Boston Red Sox
Conte: Bonds got no drugs from me
Just out of prison, former BALCO boss Victor Conte denies the claims in the book, Game of Shadows.
01:00 AM EST on Friday, March 31, 2006
SAN MATEO, Calif. -- BALCO founder Victor Conte insisted yesterday that he never gave performance-enhancing drugs to Barry Bonds and that a new book that makes those claims is "full of outright lies."
Conte spoke to The Associated Press outside his San Mateo home hours after his release from prison, where he spent four months after pleading guilty to orchestrating an illegal steroids distribution scheme that allegedly involved many high-profile athletes, including Bonds.
Asked whether he gave Bonds performance-enhancing drugs, Conte said: "No, I did not."
A new book, Game of Shadows, by two San Francisco Chronicle reporters, chronicles the founding of the Bay Area Laboratory Co-Operative and details alleged extensive steroid use by Bonds and other baseball stars. Baseball Commissioner Bud Selig announced yesterday that former Senate Majority Leader George Mitchell will lead an investigation into the claims.
"I plan to provide evidence in the near future to prove that much of what is written in the book is untrue," Conte told the AP. He declined to list specific inaccuracies or what evidence he would provide, but said the book is "about the character assassination of Barry Bonds and myself."

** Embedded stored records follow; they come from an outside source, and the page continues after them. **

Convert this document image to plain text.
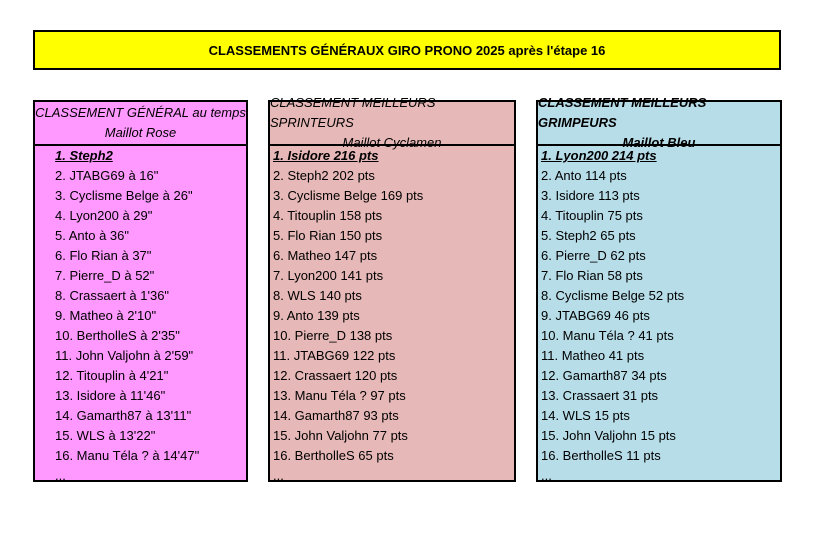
CLASSEMENTS GÉNÉRAUX GIRO PRONO 2025 après l'étape 16
CLASSEMENT GÉNÉRAL au temps
Maillot Rose
1. Steph2
2. JTABG69 à 16"
3. Cyclisme Belge à 26"
4. Lyon200 à 29"
5. Anto à 36"
6. Flo Rian à 37"
7. Pierre_D à 52"
8. Crassaert à 1'36"
9. Matheo à 2'10"
10. BertholleS à 2'35"
11. John Valjohn à 2'59"
12. Titouplin à 4'21"
13. Isidore à 11'46"
14. Gamarth87 à 13'11"
15. WLS à 13'22"
16. Manu Téla ? à 14'47"
...
CLASSEMENT MEILLEURS SPRINTEURS
Maillot Cyclamen
1. Isidore 216 pts
2. Steph2 202 pts
3. Cyclisme Belge 169 pts
4. Titouplin 158 pts
5. Flo Rian 150 pts
6. Matheo 147 pts
7. Lyon200 141 pts
8. WLS 140 pts
9. Anto 139 pts
10. Pierre_D 138 pts
11. JTABG69 122 pts
12. Crassaert 120 pts
13. Manu Téla ? 97 pts
14. Gamarth87 93 pts
15. John Valjohn 77 pts
16. BertholleS 65 pts
...
CLASSEMENT MEILLEURS GRIMPEURS
Maillot Bleu
1. Lyon200 214 pts
2. Anto 114 pts
3. Isidore 113 pts
4. Titouplin 75 pts
5. Steph2 65 pts
6. Pierre_D 62 pts
7. Flo Rian 58 pts
8. Cyclisme Belge 52 pts
9. JTABG69 46 pts
10. Manu Téla ? 41 pts
11. Matheo 41 pts
12. Gamarth87 34 pts
13. Crassaert 31 pts
14. WLS 15 pts
15. John Valjohn 15 pts
16. BertholleS 11 pts
...
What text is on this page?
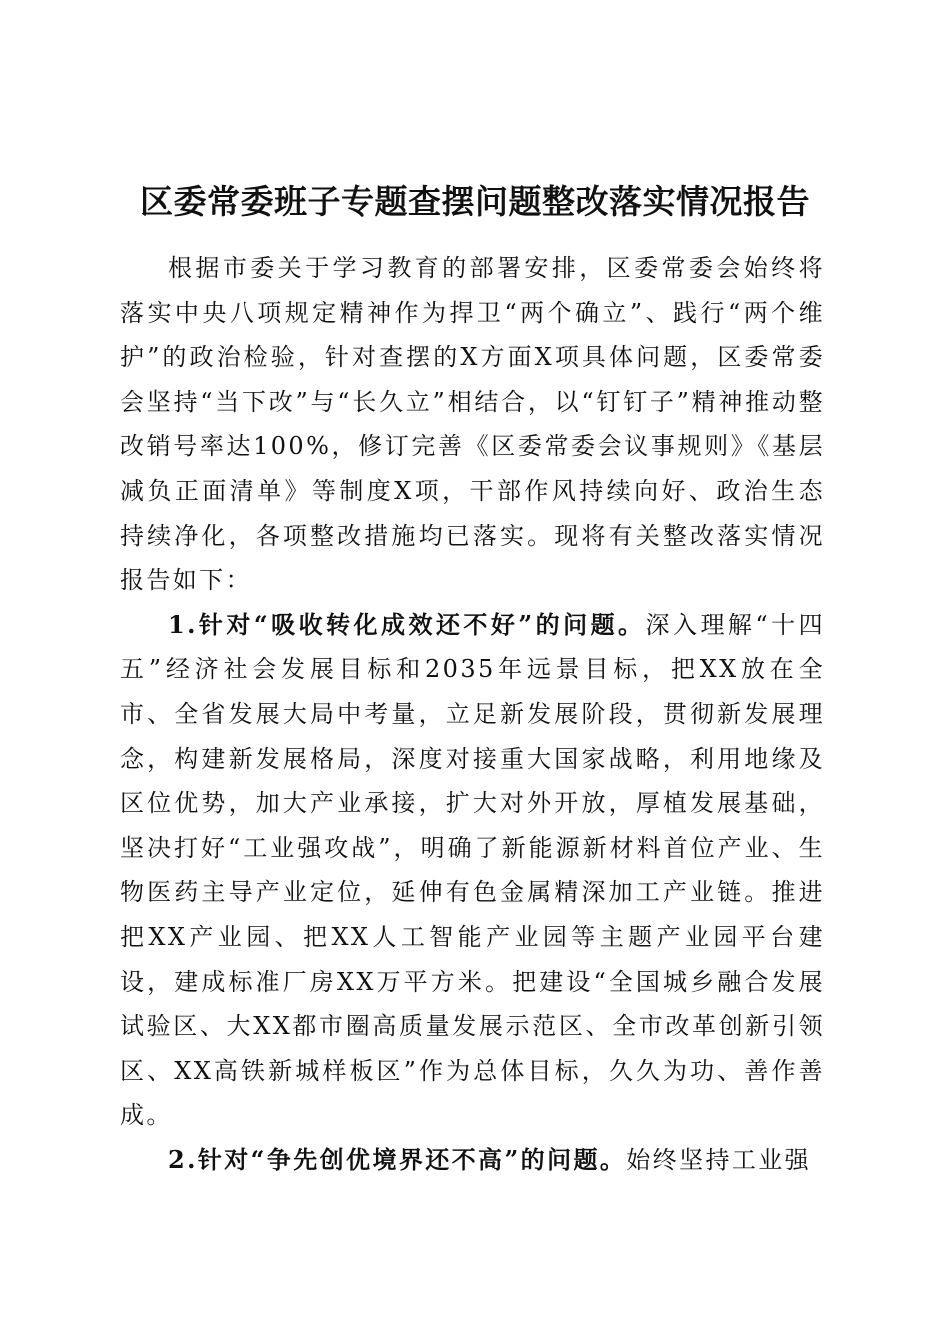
区委常委班子专题查摆问题整改落实情况报告

根据市委关于学习教育的部署安排，区委常委会始终将落实中央八项规定精神作为捍卫“两个确立”、践行“两个维护”的政治检验，针对查摆的X方面X项具体问题，区委常委会坚持“当下改”与“长久立”相结合，以“钉钉子”精神推动整改销号率达100%，修订完善《区委常委会议事规则》《基层减负正面清单》等制度X项，干部作风持续向好、政治生态持续净化，各项整改措施均已落实。现将有关整改落实情况报告如下：

1.针对“吸收转化成效还不好”的问题。深入理解“十四五”经济社会发展目标和2035年远景目标，把XX放在全市、全省发展大局中考量，立足新发展阶段，贯彻新发展理念，构建新发展格局，深度对接重大国家战略，利用地缘及区位优势，加大产业承接，扩大对外开放，厚植发展基础，坚决打好“工业强攻战”，明确了新能源新材料首位产业、生物医药主导产业定位，延伸有色金属精深加工产业链。推进把XX产业园、把XX人工智能产业园等主题产业园平台建设，建成标准厂房XX万平方米。把建设“全国城乡融合发展试验区、大XX都市圈高质量发展示范区、全市改革创新引领区、XX高铁新城样板区”作为总体目标，久久为功、善作善成。

2.针对“争先创优境界还不高”的问题。始终坚持工业强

"It's my opinion that the two writers of the book have a disease called fabrication-itis," Conte said, holding a copy of Game of Shadows as he stood on his front steps.
The book's authors, Lance Williams and Mark Fainaru-Wada, were on an airplane yesterday and not available for comment.
Lisa Johnson, a spokeswoman for Gotham Books, which published Game of Shadows, did not immediately return a call from the AP.
"We stand by the reporting that Mark and Lance did throughout this story and in all the stories that were published in the paper," Chronicle executive vice president and editor Phil Bronstein said. "And if and when Mr. Conte speaks further about this, I'm sure we'll report about that as well."
Conte was picked up by his family after his 5:30 a.m. release from Taft Correctional Institution, about 40 miles southwest of Bakersfield, according to spokeswoman Mandy Ruff.
About five hours later, Conte arrived at his green two-story house in San Mateo, about 20 miles south of San Francisco, in a white sport-utility vehicle with darkened windows.